Dr. Kate Lemay from the National Portrait Gallery tells us about the popular historical exhibition, “Votes for Women: A Portrait of Persistence.” She outlines the movement for women to obtain the right to vote as part of the larger struggle for equality, and tells us how that was shown in portraiture. A great show to finish the 1920-2020 centennial! Episode #400.
Here’s the link to the exhibition webpage: https://npg.si.edu/exhibition/votes-for-women
And here’s the link to The Pudding, the website that Dr. Lemay mentioned near the end of the show: https://pudding.cool/
Kate Clark Lemay, Votes for Women: A Portrait of Persistence, with contributions by Dr. Susan Goodier, Dr. Lisa Tetrault, and Dr. Martha Jones
A richly illustrated history of women’s suffrage in the United States that highlights underrecognized activists
Marking the centenary of the ratification of the Nineteenth Amendment in 1920, Votes for Women is the first richly illustrated book to reveal the history and complexity of the national suffrage movement. For nearly a hundred years, from the mid-nineteenth century onward, countless American women fought for the right to vote. While some of the leading figures of the suffrage movement have received deserved appreciation, the crusade for women’s enfranchisement involved many individuals, each with a unique story to be told. Weaving together a diverse collection of portraits and other visual materials―including photographs, drawings, paintings, prints, textiles, and mixed media―along with biographical narratives and trenchant essays, this comprehensive book presents fresh perspectives on the history of the movement.
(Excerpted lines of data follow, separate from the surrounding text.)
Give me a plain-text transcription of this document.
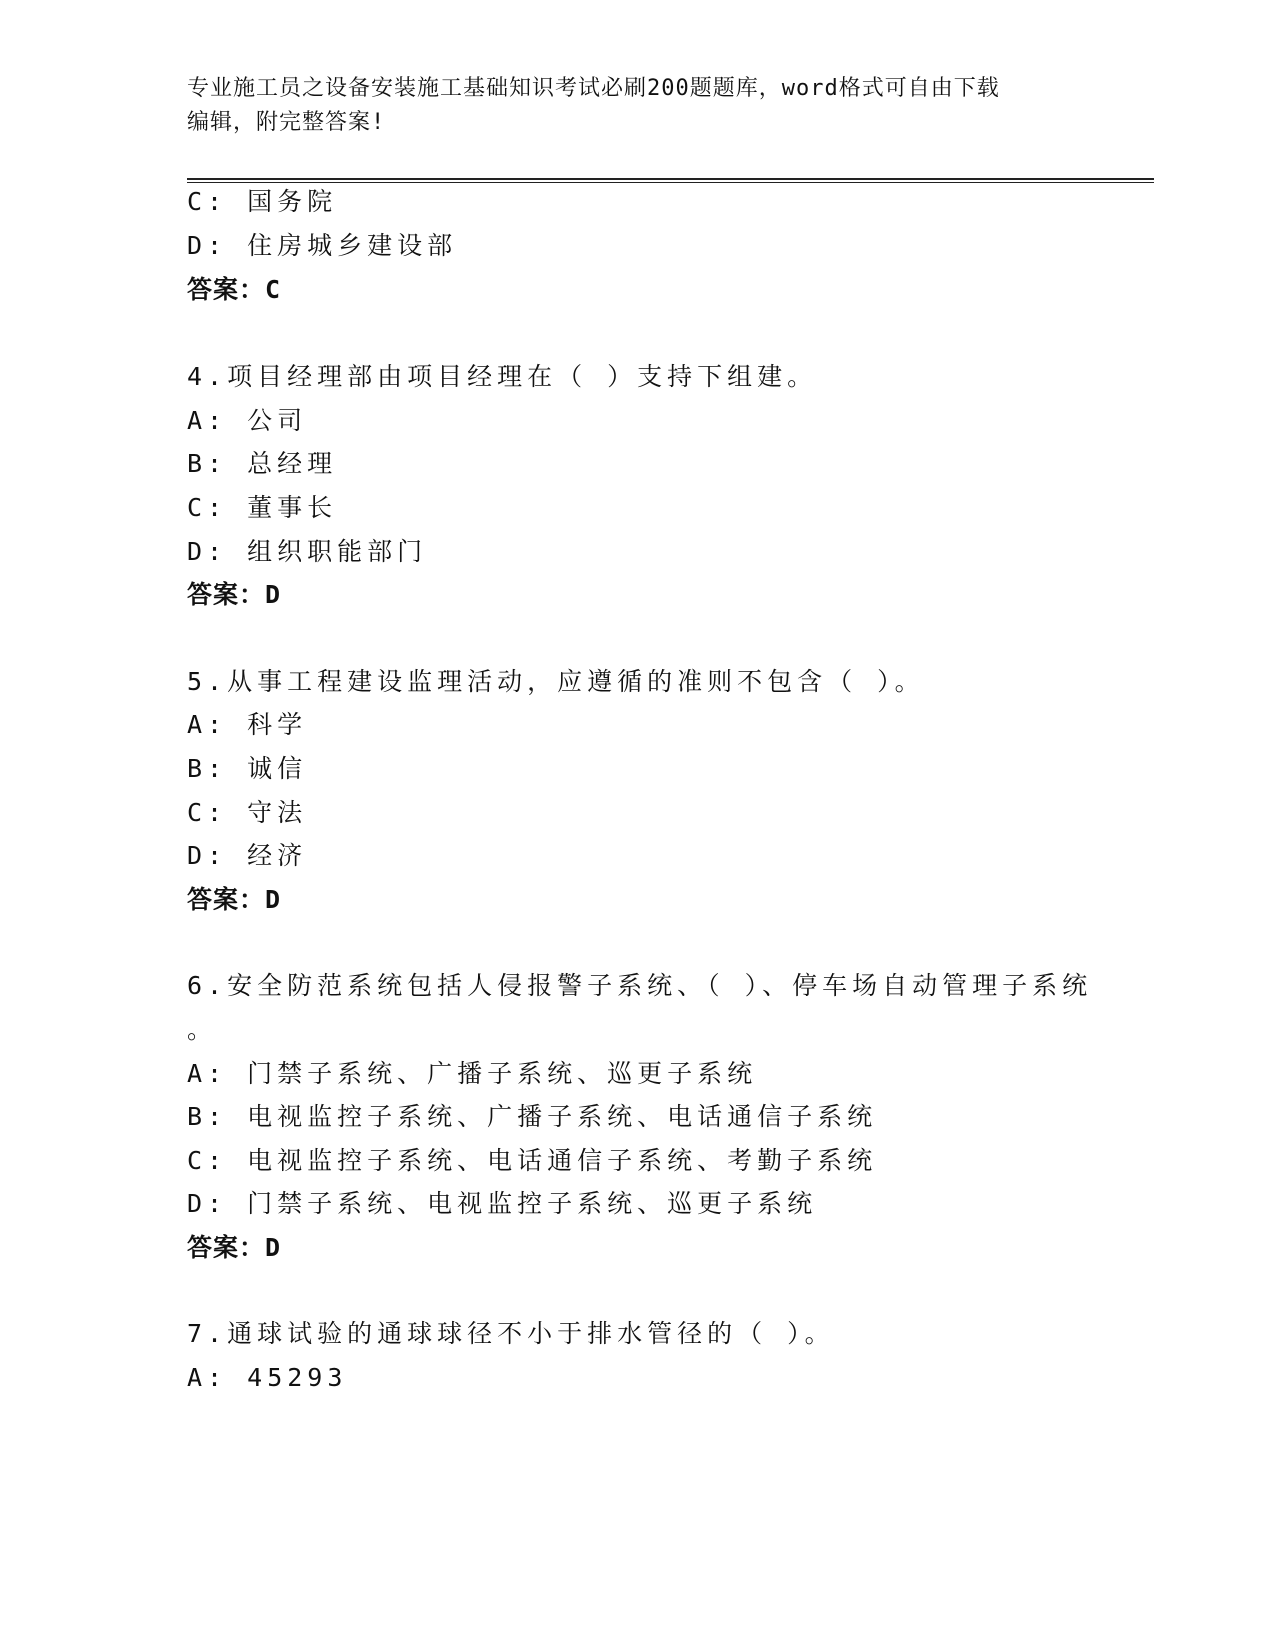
专业施工员之设备安装施工基础知识考试必刷200题题库，word格式可自由下载
编辑，附完整答案!
C: 国务院
D: 住房城乡建设部
答案：C
4.项目经理部由项目经理在（ ）支持下组建。
A: 公司
B: 总经理
C: 董事长
D: 组织职能部门
答案：D
5.从事工程建设监理活动，应遵循的准则不包含（ ）。
A: 科学
B: 诚信
C: 守法
D: 经济
答案：D
6.安全防范系统包括人侵报警子系统、（ ）、停车场自动管理子系统
。
A: 门禁子系统、广播子系统、巡更子系统
B: 电视监控子系统、广播子系统、电话通信子系统
C: 电视监控子系统、电话通信子系统、考勤子系统
D: 门禁子系统、电视监控子系统、巡更子系统
答案：D
7.通球试验的通球球径不小于排水管径的（ ）。
A: 45293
Bringing attention to underrecognized individuals and groups, the leading historians featured here look at how suffragists used portraiture to promote gender equality and other feminist ideals, and how photographic portraits in particular proved to be a crucial element of women’s activism and recruitment. The contributors also explore the reasons why certain events and leaders of the suffrage movement have been remembered over others, the obstacles that black women faced when organizing with white suffragists and the subsequent founding of black women’s suffrage groups, the foundations of the violent anti-suffrage movement, and the ways suffragists held up American women physicians who served in France during World War I as exemplary citizens, deserving the right to vote.
With nearly 200 color illustrations, Votes for Women offers a more complete picture of American women’s suffrage, one that sheds new light on the movement’s relevance for our own time.